The meeting today adopted a resolution calling on Ruslan Aushev, whom KGB general Zyazikov replaced in 2002, apparently because Aushev was too popular and too independent, to return to Ingushetia in order to lead the movement against his successor and thus prevent the “destruction” of more Ingush (www.nr2.ru/incidents/194104.html).
That meeting, unlike the one today, was broken up by police loyal to Zyazikov, although the interior ministry there said no one had been hurt and although opposition leaders said they would organize new protests (www.grani.ru/Politics/Russia/Regions/m.140837.html and www.kavkaz-uzel.ru/newstext/news/id/1228312.html).
Zyazikov’s confidence that he could arrange the murder of a political opponent with the expectation that Moscow would back him up is disturbing. But even more striking is the way in which this latest action completes his transformation of Ingushetia from one of the most loyal republics in the North Caucasus to one whose people seek independence.
As Sobkorr.ru observer Sergey Petrunin pointed out yesterday, Ingushetia was a relatively quiet place in the 1990s, with a population that did not want to be linked to the independence-minded Chechens and a political opposition that was always interested in working within the law (www.sobkorr.ru/news/48BBCC227BD35.html).
But now thanks to the actions and crimes of Zyazikov, Ingushetia has been “transformed into almost the most unstable [republic in the North Caucasus and the biggest headache” for Moscow, “surpassing even neighboring Chechnya.” Indeed, Petrunin said, “many observers now consider that “what is taking place in Ingushetia can be classified as a real civil war.”
But an even sharper and more devastating comment was made by Moscow commentator Mikhail Delyagin on the Forum.msk.ru portal today. “Russia,” he writes,” has not succeeded in uniting with itself South Ossetia” but it has “already lost Ingushetia,” thanks to the actions of Zyazikov and his clique (forum.msk.ru/material/news/524732.html).

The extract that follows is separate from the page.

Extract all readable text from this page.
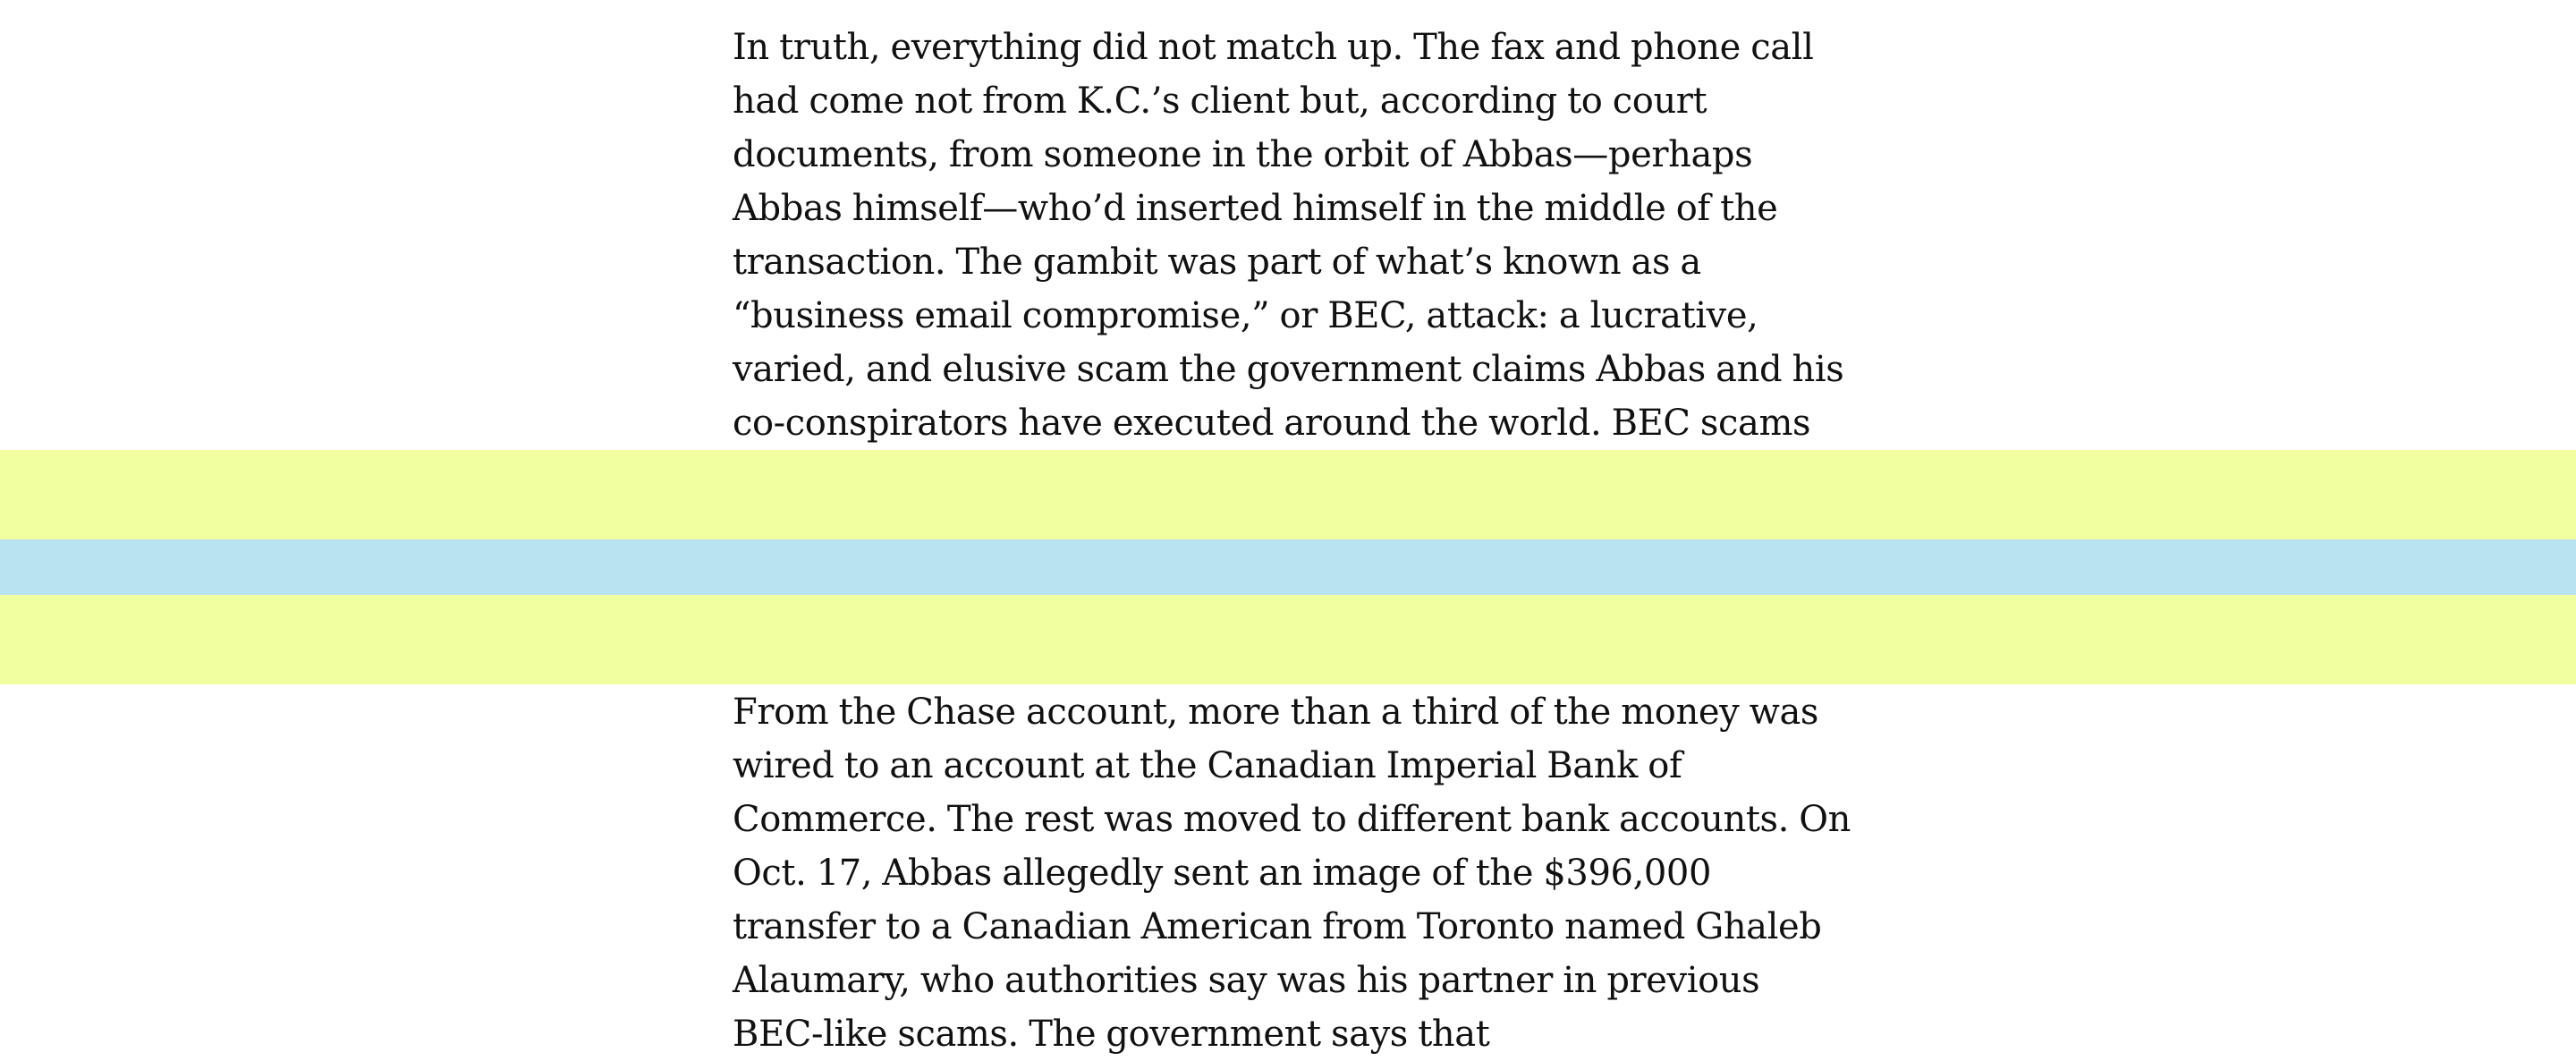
In truth, everything did not match up. The fax and phone call had come not from K.C.’s client but, according to court documents, from someone in the orbit of Abbas—perhaps Abbas himself—who’d inserted himself in the middle of the transaction. The gambit was part of what’s known as a “business email compromise,” or BEC, attack: a lucrative, varied, and elusive scam the government claims Abbas and his co-conspirators have executed around the world. BEC scams

From the Chase account, more than a third of the money was wired to an account at the Canadian Imperial Bank of Commerce. The rest was moved to different bank accounts. On Oct. 17, Abbas allegedly sent an image of the $396,000 transfer to a Canadian American from Toronto named Ghaleb Alaumary, who authorities say was his partner in previous BEC-like scams. The government says that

“The actions of the authorities in Ingushetia do not have any reasonable justification or explanation,” Delyagin continues. Indeed, what is taking place there recalls the Gongadze case in Ukraine which triggered the Orange Revolution there. But the situation in Ingushetia in fact is much worse.
(Heorhiy Gongadze was the 31-year-old publisher of the opposition Internet journal “Ukrainska Pravda” in Kyiv when he disappeared in September 2000. He was later found beheaded, and widespread suspicions that the highest levels of the Ukrainian government were behind his murder helped power the Orange Revolution in Ukraine.)

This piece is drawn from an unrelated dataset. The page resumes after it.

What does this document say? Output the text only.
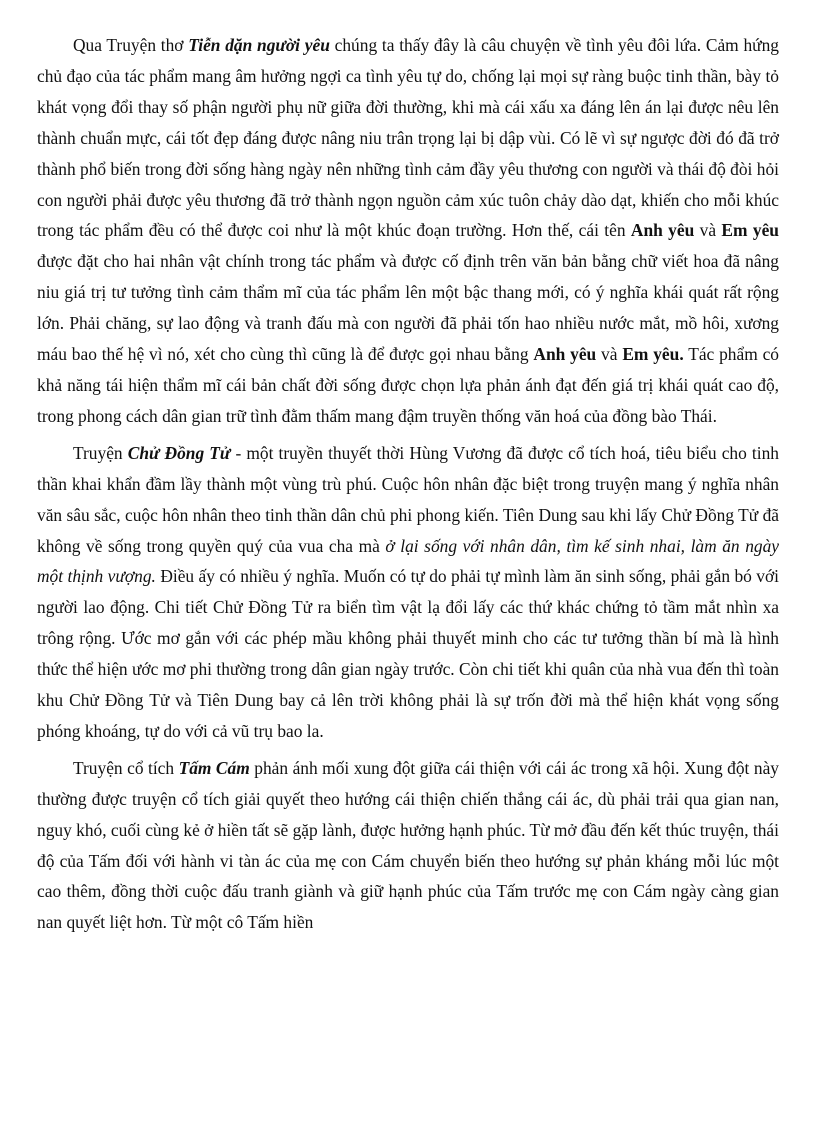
Qua Truyện thơ Tiễn dặn người yêu chúng ta thấy đây là câu chuyện về tình yêu đôi lứa. Cảm hứng chủ đạo của tác phẩm mang âm hưởng ngợi ca tình yêu tự do, chống lại mọi sự ràng buộc tinh thần, bày tỏ khát vọng đổi thay số phận người phụ nữ giữa đời thường, khi mà cái xấu xa đáng lên án lại được nêu lên thành chuẩn mực, cái tốt đẹp đáng được nâng niu trân trọng lại bị dập vùi. Có lẽ vì sự ngược đời đó đã trở thành phổ biến trong đời sống hàng ngày nên những tình cảm đầy yêu thương con người và thái độ đòi hỏi con người phải được yêu thương đã trở thành ngọn nguồn cảm xúc tuôn chảy dào dạt, khiến cho mỗi khúc trong tác phẩm đều có thể được coi như là một khúc đoạn trường. Hơn thế, cái tên Anh yêu và Em yêu được đặt cho hai nhân vật chính trong tác phẩm và được cố định trên văn bản bằng chữ viết hoa đã nâng niu giá trị tư tưởng tình cảm thẩm mĩ của tác phẩm lên một bậc thang mới, có ý nghĩa khái quát rất rộng lớn. Phải chăng, sự lao động và tranh đấu mà con người đã phải tốn hao nhiều nước mắt, mồ hôi, xương máu bao thế hệ vì nó, xét cho cùng thì cũng là để được gọi nhau bằng Anh yêu và Em yêu. Tác phẩm có khả năng tái hiện thẩm mĩ cái bản chất đời sống được chọn lựa phản ánh đạt đến giá trị khái quát cao độ, trong phong cách dân gian trữ tình đằm thấm mang đậm truyền thống văn hoá của đồng bào Thái.

Truyện Chử Đồng Tử - một truyền thuyết thời Hùng Vương đã được cổ tích hoá, tiêu biểu cho tinh thần khai khẩn đầm lầy thành một vùng trù phú. Cuộc hôn nhân đặc biệt trong truyện mang ý nghĩa nhân văn sâu sắc, cuộc hôn nhân theo tinh thần dân chủ phi phong kiến. Tiên Dung sau khi lấy Chử Đồng Tử đã không về sống trong quyền quý của vua cha mà ở lại sống với nhân dân, tìm kế sinh nhai, làm ăn ngày một thịnh vượng. Điều ấy có nhiều ý nghĩa. Muốn có tự do phải tự mình làm ăn sinh sống, phải gắn bó với người lao động. Chi tiết Chử Đồng Tử ra biển tìm vật lạ đổi lấy các thứ khác chứng tỏ tầm mắt nhìn xa trông rộng. Ước mơ gắn với các phép mầu không phải thuyết minh cho các tư tưởng thần bí mà là hình thức thể hiện ước mơ phi thường trong dân gian ngày trước. Còn chi tiết khi quân của nhà vua đến thì toàn khu Chử Đồng Tử và Tiên Dung bay cả lên trời không phải là sự trốn đời mà thể hiện khát vọng sống phóng khoáng, tự do với cả vũ trụ bao la.

Truyện cổ tích Tấm Cám phản ánh mối xung đột giữa cái thiện với cái ác trong xã hội. Xung đột này thường được truyện cổ tích giải quyết theo hướng cái thiện chiến thắng cái ác, dù phải trải qua gian nan, nguy khó, cuối cùng kẻ ở hiền tất sẽ gặp lành, được hưởng hạnh phúc. Từ mở đầu đến kết thúc truyện, thái độ của Tấm đối với hành vi tàn ác của mẹ con Cám chuyển biến theo hướng sự phản kháng mỗi lúc một cao thêm, đồng thời cuộc đấu tranh giành và giữ hạnh phúc của Tấm trước mẹ con Cám ngày càng gian nan quyết liệt hơn. Từ một cô Tấm hiền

Under Zyazikov, there has been “total lawlessness,” and “no one even thinks to try to hide it.” That is not something that can be corrected if the same people remain in power. Indeed, Delyagin argues, the only thing Moscow can do to try to “save the situation” is “to immediately arrest the entire administration of Ingushetia and all the siloviki there without exception.”
Then, using the resources at its disposal, the Moscow commentator concludes, the central Russian government should vigorously interrogate all these officials which the Putin government dispatched to that region in order to determine “which of them perhaps is less guilty” than the others.
That is unlikely to happen. Were Moscow to do that, other regions in the North Caucasus and elsewhere, including in particular Mari El, would rise up as well. But unless Moscow either sacrifices Zyazikov or applies sufficient force to intimidate and not just enrage, Ingushetia is likely to lead a new “parade of sovereignties” which could threaten Russia as a whole.